Speedo Fueled by Water

Own the Water

Speedo Logo

As the number one choice of elite swimmers worldwide, Speedo is known for racing; more Olympic Gold Medals have been won in Speedo than any other brand. But they also apply their innovation to make products for fitness and recreation, from water shoes to triathlon packs to snorkels to board shorts.

We set out for Speedo to strategically own the water—to express their passion for the water that translates into everything they make and do. We launched Fueled by Water, a brand campaign that included documentary short films, a website, a social contest, and outreach.

Real Swimmers, Real Stories

The love of water is elemental, and connects people in many ways, including sports and play. Swimming is also one of the rare sports that people can do for life, regardless of age or fitness ability. We captured this universal connection with water by finding authentic stories of people, from old to young, who are passionate about different water sports.

We directed 17 documentary films to tell these diverse stories, from Mark Cunningham, a world-renowned bodysurfer in Honolulu, to Ocean Ramsey, a freediver who researches sharks for their conservation; from Tara Tira, a professional cliff diver, to CJ Kanuha, a surfer who hand-shapes wooden surfboards the traditional Hawaiian way.

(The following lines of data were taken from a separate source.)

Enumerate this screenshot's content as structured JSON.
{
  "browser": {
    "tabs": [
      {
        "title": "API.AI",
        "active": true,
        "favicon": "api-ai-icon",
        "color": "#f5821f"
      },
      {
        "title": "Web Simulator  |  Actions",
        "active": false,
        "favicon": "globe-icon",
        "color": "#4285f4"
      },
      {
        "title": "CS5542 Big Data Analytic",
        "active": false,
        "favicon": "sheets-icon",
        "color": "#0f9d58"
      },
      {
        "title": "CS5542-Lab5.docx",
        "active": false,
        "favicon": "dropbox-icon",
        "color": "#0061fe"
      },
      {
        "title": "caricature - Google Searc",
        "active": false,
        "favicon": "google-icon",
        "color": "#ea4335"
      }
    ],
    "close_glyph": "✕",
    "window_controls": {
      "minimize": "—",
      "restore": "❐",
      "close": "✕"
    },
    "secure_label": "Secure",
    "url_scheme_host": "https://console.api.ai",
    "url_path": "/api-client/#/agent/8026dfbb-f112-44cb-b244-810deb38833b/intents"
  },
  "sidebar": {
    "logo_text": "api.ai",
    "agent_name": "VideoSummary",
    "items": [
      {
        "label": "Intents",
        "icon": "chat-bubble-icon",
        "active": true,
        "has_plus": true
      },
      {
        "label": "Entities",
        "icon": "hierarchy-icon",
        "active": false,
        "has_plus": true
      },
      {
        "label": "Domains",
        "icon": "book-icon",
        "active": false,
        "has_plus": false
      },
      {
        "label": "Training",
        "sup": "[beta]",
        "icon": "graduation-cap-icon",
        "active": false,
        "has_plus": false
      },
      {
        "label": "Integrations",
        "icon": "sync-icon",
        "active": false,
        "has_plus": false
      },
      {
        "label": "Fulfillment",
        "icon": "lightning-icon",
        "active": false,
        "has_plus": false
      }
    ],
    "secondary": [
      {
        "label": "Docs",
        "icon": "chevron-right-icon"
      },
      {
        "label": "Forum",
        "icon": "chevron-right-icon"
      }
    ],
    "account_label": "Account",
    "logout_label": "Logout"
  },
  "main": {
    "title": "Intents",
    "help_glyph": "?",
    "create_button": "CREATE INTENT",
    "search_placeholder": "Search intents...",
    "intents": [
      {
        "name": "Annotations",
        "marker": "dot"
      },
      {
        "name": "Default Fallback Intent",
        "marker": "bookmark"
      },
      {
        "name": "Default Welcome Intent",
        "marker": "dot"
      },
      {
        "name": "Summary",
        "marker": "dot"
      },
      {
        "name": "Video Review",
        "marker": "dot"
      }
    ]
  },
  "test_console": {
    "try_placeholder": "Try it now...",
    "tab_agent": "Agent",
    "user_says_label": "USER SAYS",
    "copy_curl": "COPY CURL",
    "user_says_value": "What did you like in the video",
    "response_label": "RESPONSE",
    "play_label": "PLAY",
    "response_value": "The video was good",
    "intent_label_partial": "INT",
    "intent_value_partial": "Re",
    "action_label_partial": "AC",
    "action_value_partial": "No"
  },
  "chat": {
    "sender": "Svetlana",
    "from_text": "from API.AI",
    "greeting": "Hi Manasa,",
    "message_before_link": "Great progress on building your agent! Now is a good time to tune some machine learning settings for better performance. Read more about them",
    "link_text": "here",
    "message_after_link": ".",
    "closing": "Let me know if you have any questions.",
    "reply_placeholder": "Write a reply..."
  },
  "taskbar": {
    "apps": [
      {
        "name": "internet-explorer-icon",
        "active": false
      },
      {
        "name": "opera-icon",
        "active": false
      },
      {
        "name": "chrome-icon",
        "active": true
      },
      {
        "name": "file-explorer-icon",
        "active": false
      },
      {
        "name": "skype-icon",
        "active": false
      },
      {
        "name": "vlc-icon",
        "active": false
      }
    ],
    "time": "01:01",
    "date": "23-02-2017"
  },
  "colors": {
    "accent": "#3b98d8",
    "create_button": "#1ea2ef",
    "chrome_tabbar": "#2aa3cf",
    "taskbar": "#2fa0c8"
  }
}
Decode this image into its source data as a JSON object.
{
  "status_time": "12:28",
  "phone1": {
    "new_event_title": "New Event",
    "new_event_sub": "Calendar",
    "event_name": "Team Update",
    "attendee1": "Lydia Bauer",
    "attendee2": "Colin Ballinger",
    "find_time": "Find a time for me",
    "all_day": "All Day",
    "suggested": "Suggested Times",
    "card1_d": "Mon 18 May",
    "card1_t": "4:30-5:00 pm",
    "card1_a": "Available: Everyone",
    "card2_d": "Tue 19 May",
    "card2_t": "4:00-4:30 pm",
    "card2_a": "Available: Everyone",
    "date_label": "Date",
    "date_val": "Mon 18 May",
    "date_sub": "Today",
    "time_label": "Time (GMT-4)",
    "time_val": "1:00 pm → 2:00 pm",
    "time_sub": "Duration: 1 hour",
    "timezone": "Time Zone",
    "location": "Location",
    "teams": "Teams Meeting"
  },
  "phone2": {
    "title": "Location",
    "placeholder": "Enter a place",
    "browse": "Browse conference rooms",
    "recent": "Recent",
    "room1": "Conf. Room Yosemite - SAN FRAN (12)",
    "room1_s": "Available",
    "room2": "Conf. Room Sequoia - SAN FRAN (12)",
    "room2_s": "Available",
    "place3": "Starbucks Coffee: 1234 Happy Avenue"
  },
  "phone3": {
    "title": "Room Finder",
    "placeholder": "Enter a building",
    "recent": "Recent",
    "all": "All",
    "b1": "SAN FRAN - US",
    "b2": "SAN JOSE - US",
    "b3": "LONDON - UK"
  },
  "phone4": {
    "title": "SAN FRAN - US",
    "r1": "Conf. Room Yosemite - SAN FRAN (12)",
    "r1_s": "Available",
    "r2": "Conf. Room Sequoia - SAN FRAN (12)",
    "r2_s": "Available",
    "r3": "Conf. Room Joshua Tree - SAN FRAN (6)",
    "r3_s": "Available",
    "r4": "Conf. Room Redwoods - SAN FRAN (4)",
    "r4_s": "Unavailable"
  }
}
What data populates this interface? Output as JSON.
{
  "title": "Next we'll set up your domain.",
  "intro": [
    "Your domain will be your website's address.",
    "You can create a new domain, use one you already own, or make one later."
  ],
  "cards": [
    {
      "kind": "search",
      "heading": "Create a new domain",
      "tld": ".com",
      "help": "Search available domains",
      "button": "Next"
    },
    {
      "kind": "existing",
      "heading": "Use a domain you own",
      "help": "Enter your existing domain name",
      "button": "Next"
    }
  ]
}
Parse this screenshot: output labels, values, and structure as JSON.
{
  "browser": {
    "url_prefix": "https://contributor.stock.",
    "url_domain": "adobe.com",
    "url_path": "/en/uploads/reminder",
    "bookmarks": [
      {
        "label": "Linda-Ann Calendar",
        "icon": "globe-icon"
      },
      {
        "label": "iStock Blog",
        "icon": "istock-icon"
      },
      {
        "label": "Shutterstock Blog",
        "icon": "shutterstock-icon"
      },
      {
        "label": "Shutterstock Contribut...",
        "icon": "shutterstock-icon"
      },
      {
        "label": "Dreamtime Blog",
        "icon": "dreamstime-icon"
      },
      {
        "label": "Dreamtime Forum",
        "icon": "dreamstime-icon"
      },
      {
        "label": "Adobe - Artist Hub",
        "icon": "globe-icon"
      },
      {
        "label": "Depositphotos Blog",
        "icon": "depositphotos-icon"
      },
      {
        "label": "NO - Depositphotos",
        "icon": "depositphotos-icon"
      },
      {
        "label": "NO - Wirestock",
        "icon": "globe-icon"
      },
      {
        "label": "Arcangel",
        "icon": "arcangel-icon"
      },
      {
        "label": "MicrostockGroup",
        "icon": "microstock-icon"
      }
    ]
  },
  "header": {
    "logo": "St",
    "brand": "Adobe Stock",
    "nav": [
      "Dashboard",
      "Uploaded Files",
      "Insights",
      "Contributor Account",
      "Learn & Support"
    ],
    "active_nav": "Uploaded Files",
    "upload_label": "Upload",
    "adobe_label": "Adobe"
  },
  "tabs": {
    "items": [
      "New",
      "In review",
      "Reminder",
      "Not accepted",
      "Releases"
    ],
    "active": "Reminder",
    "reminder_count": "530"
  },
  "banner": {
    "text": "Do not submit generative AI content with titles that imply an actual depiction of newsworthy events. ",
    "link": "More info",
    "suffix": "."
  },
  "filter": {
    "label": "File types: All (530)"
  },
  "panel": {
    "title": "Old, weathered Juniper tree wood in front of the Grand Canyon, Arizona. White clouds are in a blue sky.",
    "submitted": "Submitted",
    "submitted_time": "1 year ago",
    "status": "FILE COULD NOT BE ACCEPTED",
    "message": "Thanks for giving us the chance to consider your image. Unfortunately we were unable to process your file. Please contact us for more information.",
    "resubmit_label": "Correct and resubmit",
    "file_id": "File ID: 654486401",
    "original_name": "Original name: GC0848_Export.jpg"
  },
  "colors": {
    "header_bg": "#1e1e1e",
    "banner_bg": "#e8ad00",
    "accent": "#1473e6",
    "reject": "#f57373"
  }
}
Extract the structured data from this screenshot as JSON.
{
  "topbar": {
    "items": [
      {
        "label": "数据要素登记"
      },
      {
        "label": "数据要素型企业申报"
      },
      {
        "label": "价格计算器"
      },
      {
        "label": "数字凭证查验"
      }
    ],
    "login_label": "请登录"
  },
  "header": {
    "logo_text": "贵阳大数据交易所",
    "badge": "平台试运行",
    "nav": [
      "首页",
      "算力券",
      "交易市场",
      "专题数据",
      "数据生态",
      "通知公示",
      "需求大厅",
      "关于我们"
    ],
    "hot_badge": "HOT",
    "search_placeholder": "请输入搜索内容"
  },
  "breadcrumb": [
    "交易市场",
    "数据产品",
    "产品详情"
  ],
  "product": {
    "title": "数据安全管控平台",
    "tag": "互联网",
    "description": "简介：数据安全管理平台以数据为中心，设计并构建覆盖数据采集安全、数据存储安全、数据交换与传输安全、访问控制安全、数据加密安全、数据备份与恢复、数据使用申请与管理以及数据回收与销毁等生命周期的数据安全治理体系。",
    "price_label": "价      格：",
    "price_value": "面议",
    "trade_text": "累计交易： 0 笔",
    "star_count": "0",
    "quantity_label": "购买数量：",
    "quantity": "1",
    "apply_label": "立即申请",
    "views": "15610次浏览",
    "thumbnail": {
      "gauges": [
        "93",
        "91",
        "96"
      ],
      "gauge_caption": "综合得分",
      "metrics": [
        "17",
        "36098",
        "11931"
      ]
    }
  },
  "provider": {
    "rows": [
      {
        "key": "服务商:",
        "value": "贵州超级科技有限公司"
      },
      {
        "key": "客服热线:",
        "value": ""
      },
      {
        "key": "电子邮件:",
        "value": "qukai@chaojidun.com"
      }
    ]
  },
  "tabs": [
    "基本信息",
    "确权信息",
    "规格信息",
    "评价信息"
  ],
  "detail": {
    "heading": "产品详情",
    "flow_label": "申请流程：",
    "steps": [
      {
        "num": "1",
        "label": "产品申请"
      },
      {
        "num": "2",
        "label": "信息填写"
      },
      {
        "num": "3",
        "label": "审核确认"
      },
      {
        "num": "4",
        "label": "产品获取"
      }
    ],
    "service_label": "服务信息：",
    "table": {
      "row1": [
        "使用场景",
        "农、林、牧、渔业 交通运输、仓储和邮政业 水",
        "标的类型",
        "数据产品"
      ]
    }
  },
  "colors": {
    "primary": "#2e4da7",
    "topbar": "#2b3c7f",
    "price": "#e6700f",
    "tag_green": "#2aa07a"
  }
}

Mark Cunningham is a retired Honolulu lifeguard and true waterman who has been bodysurfing well over 40 years. He's an internationally respected icon of the sport who's still searching for the perfect wave.

Ocean Ramsey is a competitive free diver who can hold her breath for over six minutes. A marine biologist and researcher, Ocean swims with sharks to study them. Ocean is also a dive instructor who empowers her students to experience the full beauty of the ocean's ecosystem.

C.J. Kanuha is a pro surfer who lives in Kona, Hawaii. He's a proud member of the Kanuha family whose lineage can be traced back to the very first Hawaiians. C.J. still makes wooden boards in the traditional way as a tribute to his Hawaiian lineage and the true Aloha spirit.

Designed for Storytelling

To share these short films, we designed the website to provide a full screen, immersive viewing experience. With video at the center, the site automatically queues to play the next film in sequence, while a video-driven navigation allows users to preview, browse, and jump to any documentary they want.

Sharing the Love of Water

Just telling these stories wasn’t enough—we wanted to celebrate the joy and freedom of water and get people to share their own stories. The campaign included a social contest that invited people to post stories showing their love of water with the chance to win Speedo gear. We curated inspirational Instagram and Twitter posts and featured them on the website to showcase the diverse range of water activities, from a day at the beach to kayaking to swimming in the rain to snorkeling.

We designed and printed a limited-edition Fueled by Water book that featured behind-the-scenes photography from each story. The books were used for outreach to connect with influencers and the media.

By featuring a diverse range of water activities, the campaign gave Speedo a way to showcase their products beyond swimsuits; Website users could browse and find products by activity and see the fitness and recreation areas that Speedo designs for, whether it’s surfing, guard, stand up paddleboarding, triathlon, water polo, or synchronized swimming.

New Connections

Our media and social outreach got the attention of the surfing, paddle boarding, water polo, triathlon, and synchronized swimming communities, who were happy to share the inspirational films to encourage more engagement of their respective sports.

Through Fueled by Water, Speedo gained earned media in new categories and places, including USA Today, AOL, CNBC, Surfer Magazine, and SUP Connect. More importantly, the campaign drove 4 times more engagement on social media. Fueled by Water also won a Clio Sports Silver and Pixel Award.

“This is not the Speedo that most folks know...it’s all part of an image redo—about trying to push its brand...to the much broader market of just-about-anyone-who-likes the water.”